Когда он уже вновь запряг пони, намериваясь возвращаться домой, до него донеслись разговоры о прибывшем на ярмарку бродячем балагане. И, в частности, о том, что в нём был настоящий чародей, который умел гадать по руке, снимал порчу и сглаз, а ещё заставлял самовольно кривляться на стене тени и показывал прочее волшебство. Жутковатый чародей, - так о нём сказала проходящая мимо кумушка с целым выводком ребятни, сосущей медовые леденцы на палочке.
"Волшебство" и "чародей" - эти слова зацепились за разум Тойво, в то время как все прочие пролетели вскользь. "Волшебство" и "чародей". И ещё - "тени".
Тойво отложил поводья. Немного посидел, задумавшись. Затем спустился с повозки и углубился в ярмарочную гущу.
Приехавший балаган принадлежал людям - десяток больших крытых кибиток, половина из которых была зарешечена и отведена под зверинец. В труппе состояли два братца жонглёра, девушка-акробатка, а по совместительству и глотательница ножей, бородатый силач, похожий на ходячую бочку, что поднимал многопудовые гири. Должно быть, имелся и ещё кто-то, кого Тойво не разглядел за многочисленными спинами. А уж когда он увидел возведённый в стороне от прочих остроконечный шатёр тёмно-синего цвета с вышитыми на нём серебристыми звёздами, чью верхушку венчал начищенный до блеска медный полумесяц, так всё прочее вовсе перестало для него существовать.
Ребятню в основном интересовали уныло глазеющие из-за решёток обезьянки с дальнего юга и вполне местные лисы, рыси и барсуки. Женщины смеялись над кривляньями близнецов в облегающих штанах с красными носами. Мужчины поглядывали на балансирующую на растянутом в струнку канате акробатку, худющую, как тростинка. Совсем молодую, но уже на две головы выше любого из тогитов.
В шатёр со звёздами тоже заходили, но не так чтобы часто.

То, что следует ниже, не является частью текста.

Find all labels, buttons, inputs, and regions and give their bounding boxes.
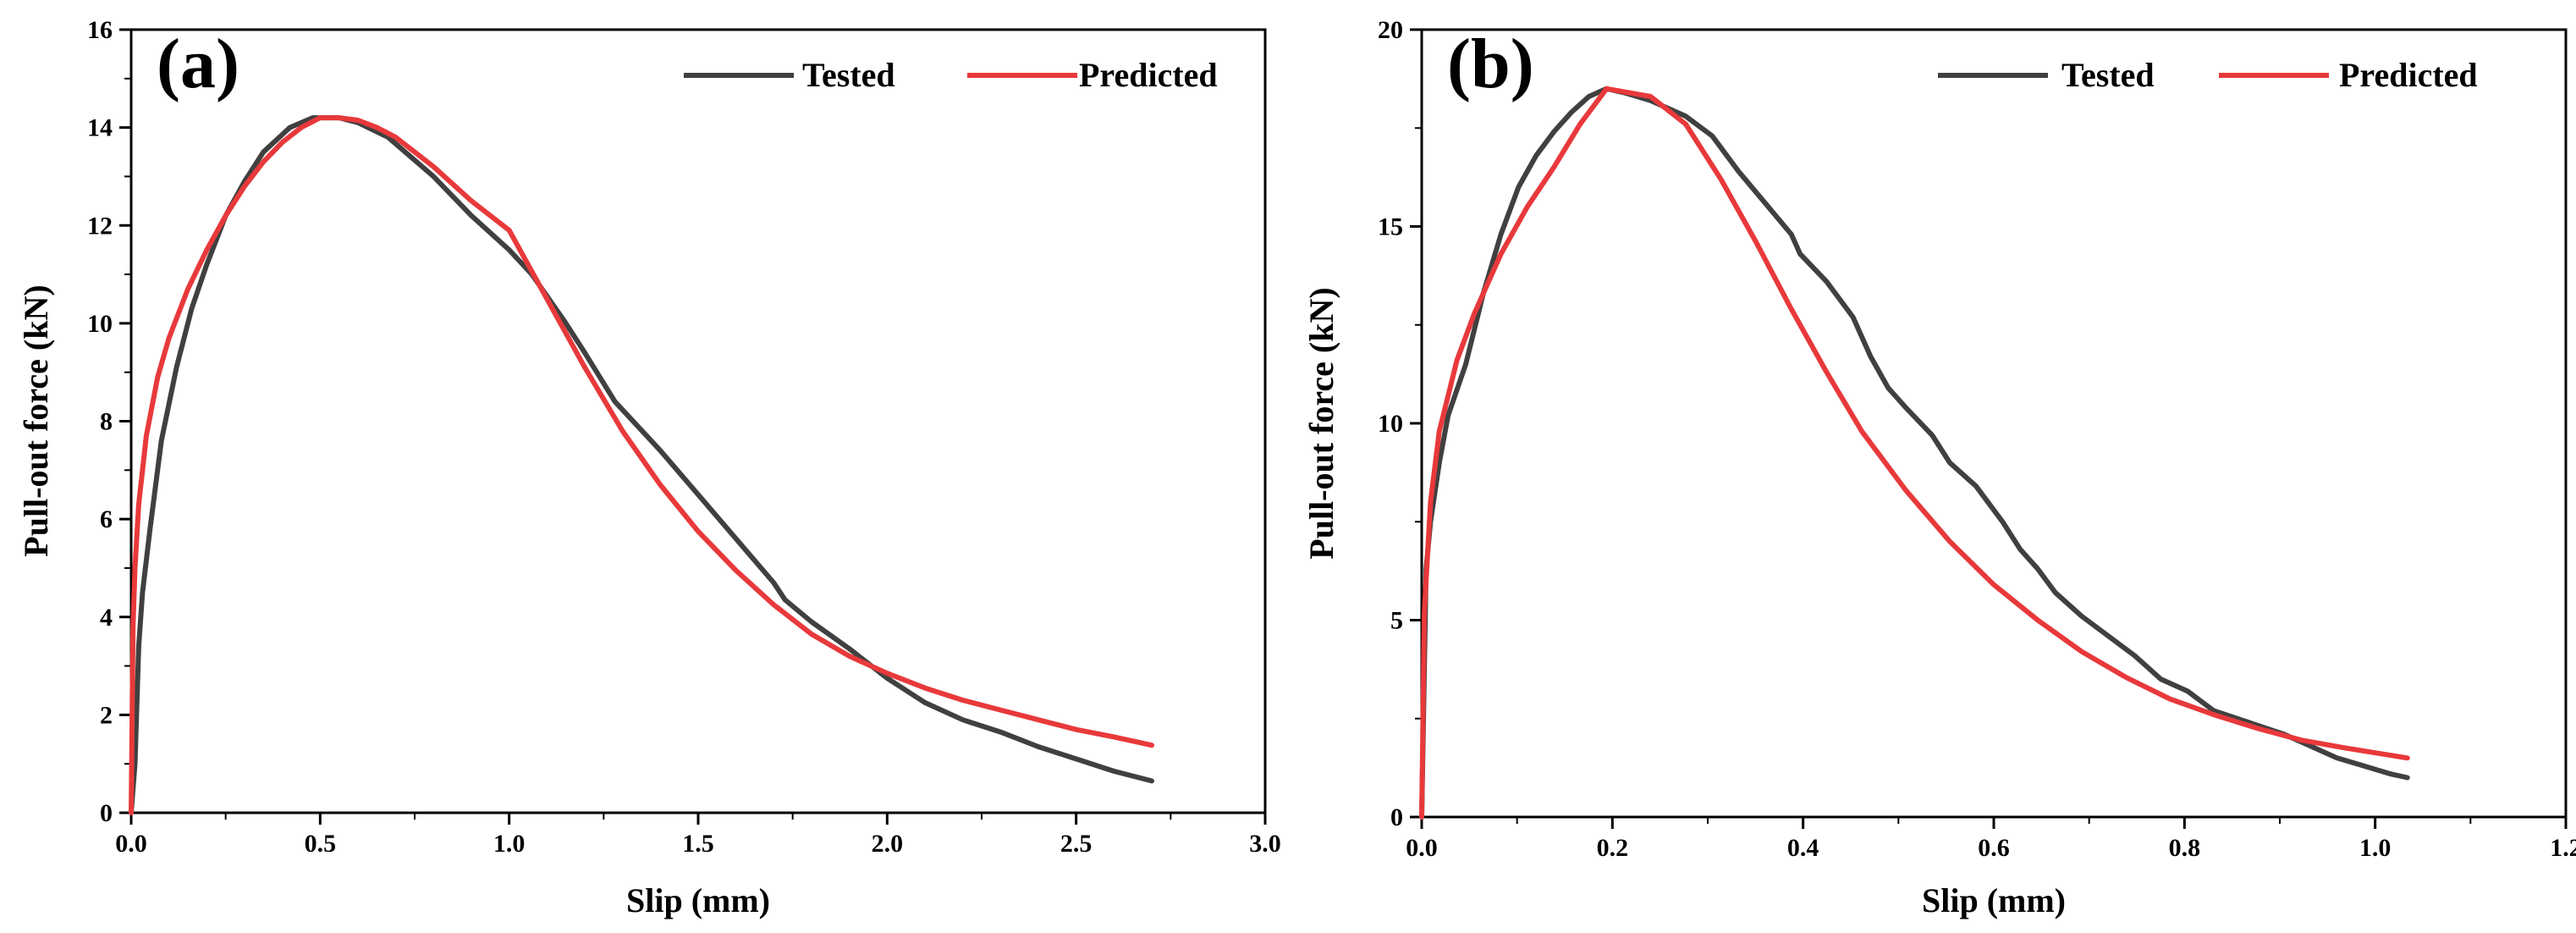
panel-b-y-tick-labels: 0 5 10 15 20: [1378, 16, 1403, 831]
panel-a-ticks: [119, 28, 1267, 825]
panel-b-x-axis-title: Slip (mm): [1922, 881, 2066, 919]
panel-a-x-tick-labels: 0.0 0.5 1.0 1.5 2.0 2.5 3.0: [115, 830, 1281, 858]
panel-a-y-axis-title: Pull-out force (kN): [17, 284, 55, 556]
panel-b-ticks: [1410, 28, 2568, 829]
panel-b-y-tick-label: 5: [1390, 607, 1403, 635]
panel-b-x-tick-label: 0.0: [1406, 834, 1438, 862]
panel-b-y-tick-label: 0: [1390, 803, 1403, 831]
panel-a-x-tick-label: 1.0: [493, 830, 526, 858]
panel-a-x-tick-label: 3.0: [1249, 830, 1281, 858]
panel-b-chart: 0.0 0.2 0.4 0.6 0.8 1.0 1.2 0 5 10 15 20 (b) Slip …: [1302, 16, 2576, 919]
panel-a-x-tick-label: 0.5: [305, 830, 337, 858]
panel-a-series-tested-line: [129, 115, 1154, 815]
panel-b-x-tick-label: 0.8: [2169, 834, 2201, 862]
panel-b-series: [1419, 86, 2410, 820]
panel-a-y-tick-label: 14: [87, 114, 113, 142]
panel-b-label: (b): [1447, 25, 1534, 103]
panel-b-x-tick-label: 0.6: [1978, 834, 2010, 862]
panel-b-legend-label-predicted: Predicted: [2339, 56, 2478, 94]
panel-a-x-tick-label: 2.5: [1060, 830, 1093, 858]
panel-b-x-tick-label: 1.2: [2550, 834, 2576, 862]
panel-a-x-tick-label: 1.5: [682, 830, 714, 858]
panel-b-series-predicted-line: [1419, 86, 2410, 820]
panel-b-y-tick-label: 20: [1378, 16, 1403, 44]
panel-b-y-axis-title: Pull-out force (kN): [1302, 287, 1340, 559]
panel-b-y-tick-label: 15: [1378, 213, 1403, 241]
panel-a-y-tick-label: 8: [100, 408, 113, 436]
panel-a-frame: [129, 28, 1267, 814]
panel-a-y-tick-label: 0: [100, 799, 113, 827]
panel-a-x-tick-label: 0.0: [115, 830, 147, 858]
panel-a-legend-label-tested: Tested: [802, 56, 895, 94]
panel-b-x-tick-labels: 0.0 0.2 0.4 0.6 0.8 1.0 1.2: [1406, 834, 2576, 862]
panel-a-x-axis-title: Slip (mm): [626, 881, 770, 919]
panel-a-label: (a): [157, 25, 239, 103]
panel-a-x-tick-label: 2.0: [872, 830, 904, 858]
panel-a-legend-label-predicted: Predicted: [1079, 56, 1218, 94]
panel-a-y-tick-label: 10: [87, 310, 113, 338]
panel-a-y-tick-label: 12: [87, 212, 113, 240]
panel-a-y-tick-label: 4: [100, 604, 113, 632]
panel-b-frame: [1420, 28, 2568, 819]
panel-a-legend: Tested Predicted: [684, 56, 1218, 94]
panel-b-x-tick-label: 0.2: [1597, 834, 1629, 862]
panel-a-y-tick-label: 2: [100, 701, 113, 729]
panel-b-series-tested-line: [1419, 86, 2410, 820]
panel-b-y-tick-label: 10: [1378, 410, 1403, 438]
panel-a-series-predicted-line: [129, 115, 1154, 815]
panel-a-y-tick-label: 16: [87, 16, 113, 44]
panel-b-x-tick-label: 1.0: [2359, 834, 2392, 862]
panel-b-x-tick-label: 0.4: [1787, 834, 1819, 862]
panel-b-legend-label-tested: Tested: [2061, 56, 2155, 94]
panel-a-y-tick-labels: 0 2 4 6 8 10 12 14 16: [87, 16, 113, 827]
panel-a-series: [129, 115, 1154, 815]
panel-a-y-tick-label: 6: [100, 505, 113, 533]
panel-b-legend: Tested Predicted: [1938, 56, 2478, 94]
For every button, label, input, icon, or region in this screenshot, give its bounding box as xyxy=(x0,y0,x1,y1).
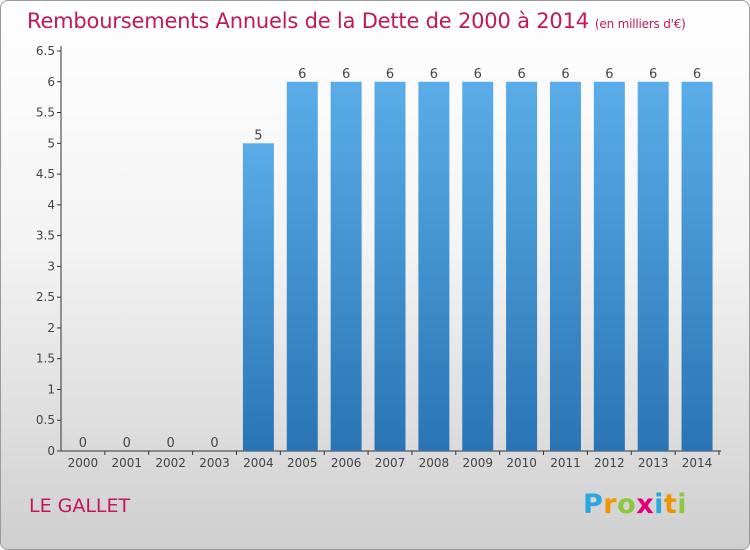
data-label: 0 xyxy=(123,436,131,451)
y-tick-label: 2.5 xyxy=(36,290,55,304)
bar xyxy=(549,81,581,452)
x-tick-label: 2009 xyxy=(462,456,493,470)
y-tick-label: 5 xyxy=(47,136,55,150)
data-label: 6 xyxy=(386,67,394,82)
logo-letter: i xyxy=(677,489,688,520)
proxiti-logo: Proxiti xyxy=(583,489,693,525)
y-tick-label: 1.5 xyxy=(36,352,55,366)
y-tick-label: 6.5 xyxy=(36,44,55,58)
y-tick-label: 4 xyxy=(47,198,55,212)
chart-title: Remboursements Annuels de la Dette de 20… xyxy=(27,9,686,33)
x-tick-label: 2008 xyxy=(419,456,450,470)
bar xyxy=(286,81,318,452)
y-tick-label: 6 xyxy=(47,75,55,89)
bar xyxy=(637,81,669,452)
x-tick-label: 2012 xyxy=(594,456,625,470)
data-label: 6 xyxy=(649,67,657,82)
x-tick-label: 2011 xyxy=(550,456,581,470)
data-label: 6 xyxy=(561,67,569,82)
y-tick-label: 4.5 xyxy=(36,167,55,181)
x-tick-label: 2001 xyxy=(112,456,143,470)
data-label: 6 xyxy=(693,67,701,82)
x-tick-label: 2006 xyxy=(331,456,362,470)
x-tick-label: 2000 xyxy=(68,456,99,470)
bar xyxy=(418,81,450,452)
y-tick-label: 1 xyxy=(47,382,55,396)
bar xyxy=(330,81,362,452)
data-label: 6 xyxy=(474,67,482,82)
logo-letter: r xyxy=(603,489,618,520)
y-tick-label: 0.5 xyxy=(36,413,55,427)
y-tick-label: 5.5 xyxy=(36,106,55,120)
data-label: 0 xyxy=(167,436,175,451)
y-tick-label: 0 xyxy=(47,444,55,458)
bar xyxy=(242,143,274,452)
data-label: 0 xyxy=(79,436,87,451)
bar xyxy=(681,81,713,452)
x-tick-label: 2007 xyxy=(375,456,406,470)
x-tick-label: 2005 xyxy=(287,456,318,470)
bar xyxy=(593,81,625,452)
bar xyxy=(462,81,494,452)
data-label: 0 xyxy=(210,436,218,451)
title-unit: (en milliers d'€) xyxy=(594,17,686,31)
x-tick-label: 2002 xyxy=(155,456,186,470)
y-tick-label: 2 xyxy=(47,321,55,335)
title-text: Remboursements Annuels de la Dette de 20… xyxy=(27,9,589,33)
x-tick-label: 2014 xyxy=(682,456,713,470)
logo-letter: i xyxy=(654,489,664,520)
y-tick-label: 3.5 xyxy=(36,229,55,243)
x-tick-label: 2003 xyxy=(199,456,230,470)
commune-name: LE GALLET xyxy=(29,495,131,517)
bar xyxy=(374,81,406,452)
data-label: 6 xyxy=(298,67,306,82)
data-label: 6 xyxy=(605,67,613,82)
y-tick-label: 3 xyxy=(47,259,55,273)
x-tick-label: 2010 xyxy=(506,456,537,470)
data-label: 5 xyxy=(254,128,262,143)
logo-letter: x xyxy=(636,489,655,520)
data-label: 6 xyxy=(342,67,350,82)
logo-letter: P xyxy=(583,489,604,520)
data-label: 6 xyxy=(430,67,438,82)
data-label: 6 xyxy=(517,67,525,82)
logo-letter: t xyxy=(663,489,678,520)
x-tick-label: 2013 xyxy=(638,456,669,470)
logo-letter: o xyxy=(617,489,637,520)
x-tick-label: 2004 xyxy=(243,456,274,470)
bar xyxy=(506,81,538,452)
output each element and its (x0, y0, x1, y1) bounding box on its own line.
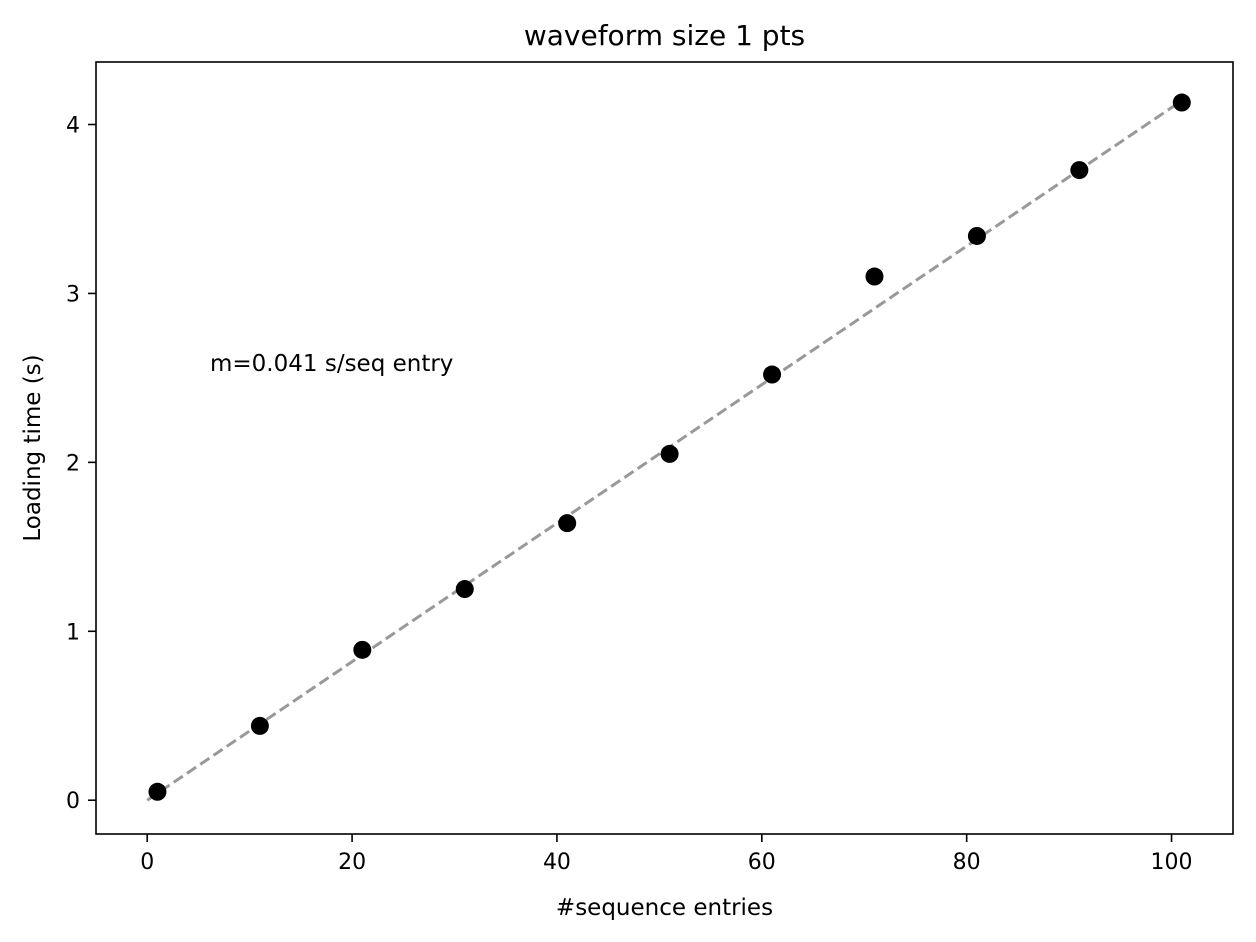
data-point (148, 782, 167, 801)
data-point (1070, 161, 1089, 180)
x-tick-label: 100 (1151, 850, 1193, 875)
data-point (455, 580, 474, 599)
plot-area (146, 93, 1191, 802)
x-tick-label: 60 (748, 850, 776, 875)
x-tick-label: 80 (953, 850, 981, 875)
data-point (967, 226, 986, 245)
plot-frame (95, 61, 1234, 835)
chart-title: waveform size 1 pts (524, 19, 805, 52)
slope-annotation: m=0.041 s/seq entry (210, 351, 453, 377)
y-tick-label: 2 (66, 451, 80, 476)
x-tick-label: 20 (338, 850, 366, 875)
y-tick-label: 1 (66, 620, 80, 645)
y-tick-label: 4 (66, 114, 80, 139)
data-point (353, 640, 372, 659)
data-point (1172, 93, 1191, 112)
x-tick-label: 0 (140, 850, 154, 875)
y-axis: 0 1 2 3 4 (66, 114, 96, 814)
y-tick-label: 3 (66, 282, 80, 307)
x-axis-label: #sequence entries (556, 895, 773, 921)
x-tick-label: 40 (543, 850, 571, 875)
y-axis-label: Loading time (s) (20, 354, 46, 541)
y-tick-label: 0 (66, 789, 80, 814)
x-axis: 0 20 40 60 80 100 (140, 834, 1193, 875)
data-point (250, 716, 269, 735)
data-point (558, 514, 577, 533)
data-point (865, 267, 884, 286)
data-point (660, 444, 679, 463)
data-point (763, 365, 782, 384)
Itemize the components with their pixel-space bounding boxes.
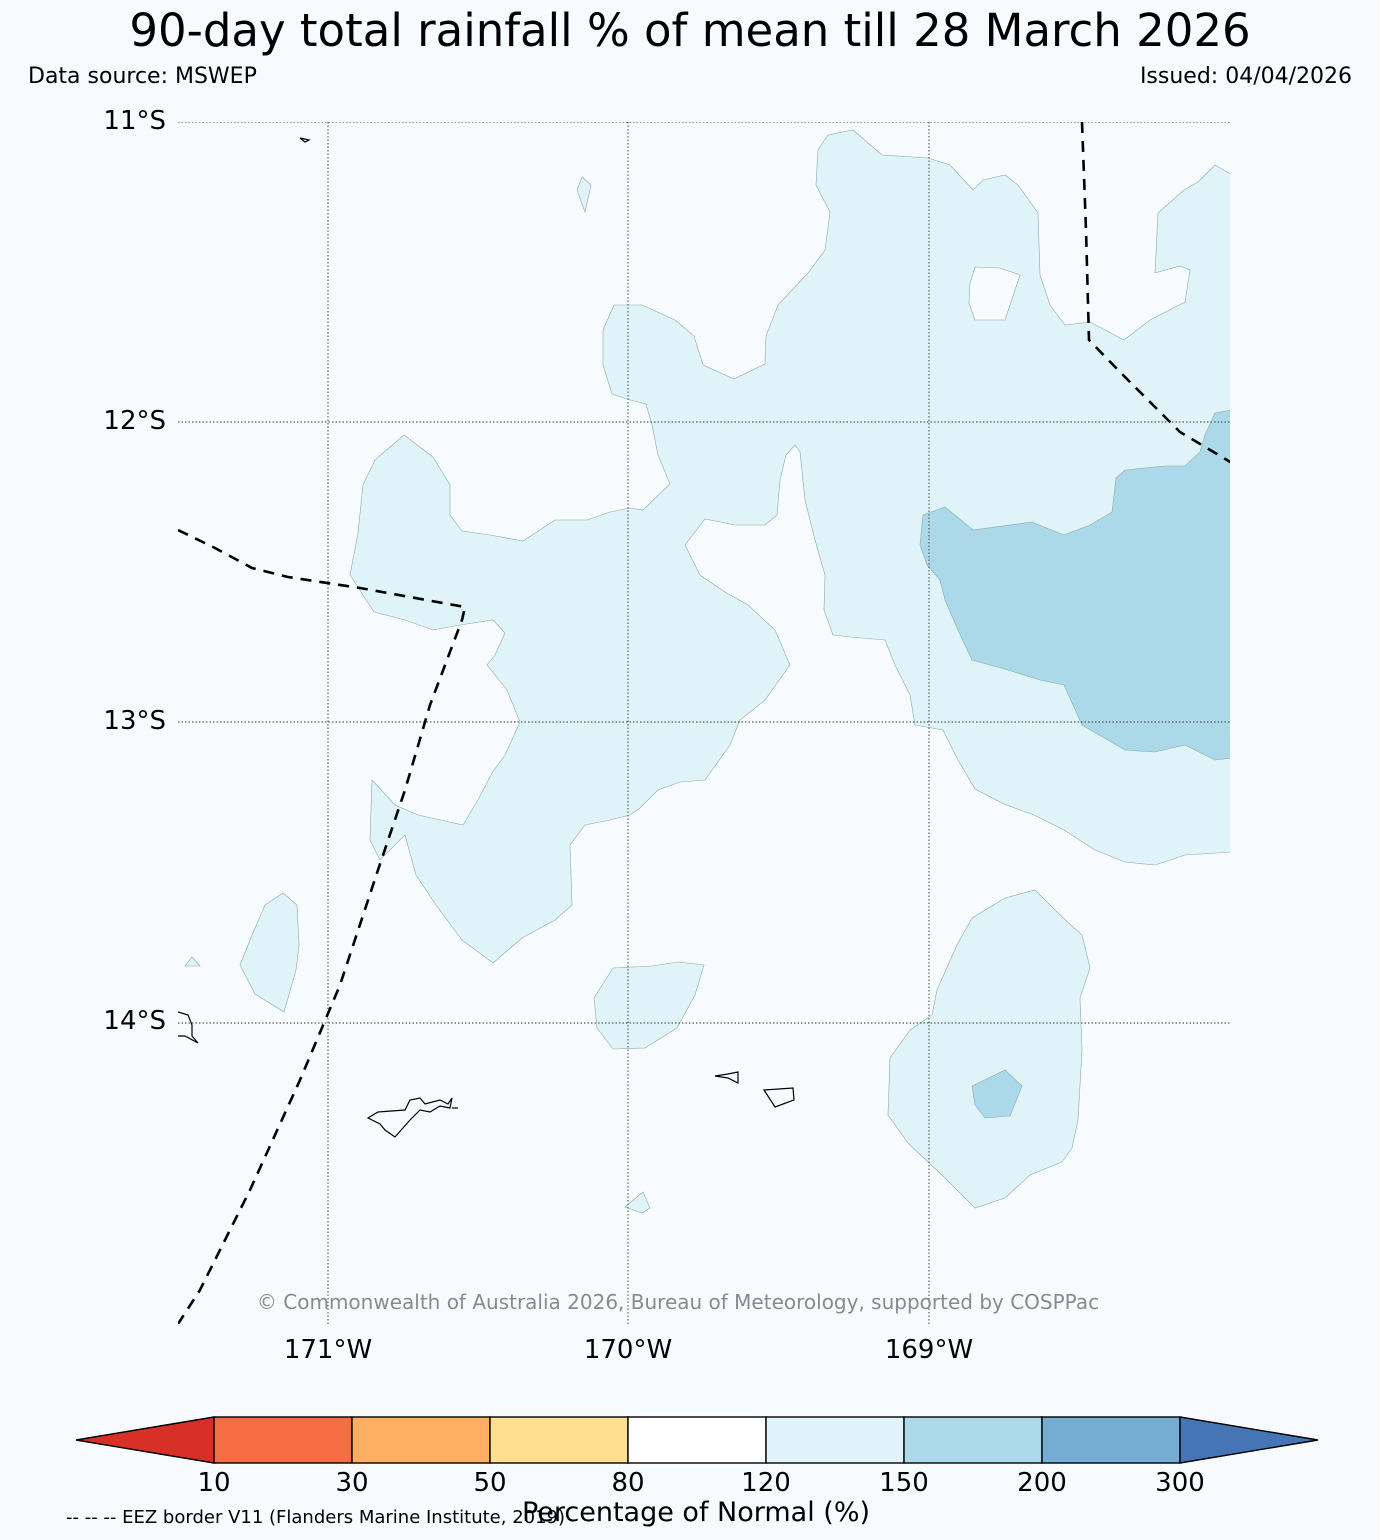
- issued-date: Issued: 04/04/2026: [1139, 64, 1352, 89]
- island-outlines: [178, 137, 795, 1138]
- region-120-150-southeast: [887, 889, 1091, 1209]
- region-120-150-west: [349, 129, 1230, 964]
- island-north: [299, 137, 311, 143]
- island-upolu: [366, 1097, 453, 1138]
- colorbar-segment-200-300: [1041, 1416, 1181, 1464]
- colorbar-tick-10: 10: [197, 1468, 231, 1498]
- lon-label-170w: 170°W: [583, 1335, 673, 1365]
- lon-label-171w: 171°W: [283, 1335, 373, 1365]
- region-120-150-patch-2: [593, 961, 705, 1050]
- colorbar-segment-120-150: [765, 1416, 905, 1464]
- colorbar-segment-80-120: [627, 1416, 767, 1464]
- lat-label-13s: 13°S: [103, 706, 166, 736]
- page-title: 90-day total rainfall % of mean till 28 …: [129, 4, 1251, 57]
- lon-label-169w: 169°W: [884, 1335, 974, 1365]
- map-gridlines: [178, 122, 1230, 1324]
- region-150-200-east: [919, 410, 1230, 761]
- colorbar-tick-80: 80: [611, 1468, 645, 1498]
- colorbar-tick-200: 200: [1017, 1468, 1067, 1498]
- colorbar-tick-30: 30: [335, 1468, 369, 1498]
- eez-border: [178, 122, 1230, 1324]
- island-tutuila-west: [714, 1071, 739, 1084]
- copyright-notice: © Commonwealth of Australia 2026, Bureau…: [256, 1290, 1100, 1314]
- colorbar-extend-low: [75, 1416, 215, 1464]
- colorbar: [75, 1416, 1319, 1464]
- lat-label-11s: 11°S: [103, 106, 166, 136]
- island-ofu: [762, 1087, 795, 1108]
- island-west-edge: [178, 1011, 199, 1044]
- region-hole: [968, 266, 1021, 321]
- colorbar-tick-50: 50: [473, 1468, 507, 1498]
- lat-label-14s: 14°S: [103, 1006, 166, 1036]
- region-120-150-patch-4: [184, 956, 201, 967]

Тойво дождался, когда оттуда выйдет молодая парочка, захотевшая приобщиться к "тайным знаниям". Парень ворчал, девушка улыбалась - ей было весело и это главное. Тогит протиснулся за свисающий полог. Снаружи светило солнце, внутри же шатра царил сумрак, скупо освещённый единственной свечой. Горький запах жжёных трав ударил в нос. Тойво едва удержался от чиха, пытаясь разглядеть местного чародея.
Но сперва он услышал:
- Кто ты, дерзкий и безрассудный, возжелавший запретного для смертных знания? - Голос призван был звучать раскатисто и могущественно, но сквозил усталым равнодушием. - Представься. Но помни, что за раскрытую тайну взимается плата. Сокровенное не даётся даром. Впрочем, не страшись, отважный, - тебе несказанно повезло. На сей раз плата будет взята не кровью, как это положено от века, а лишь звонкой монетой. Ибо ныне твоим проводником на магических стезях станет сам - Гугенсон Морготсон - то бишь я!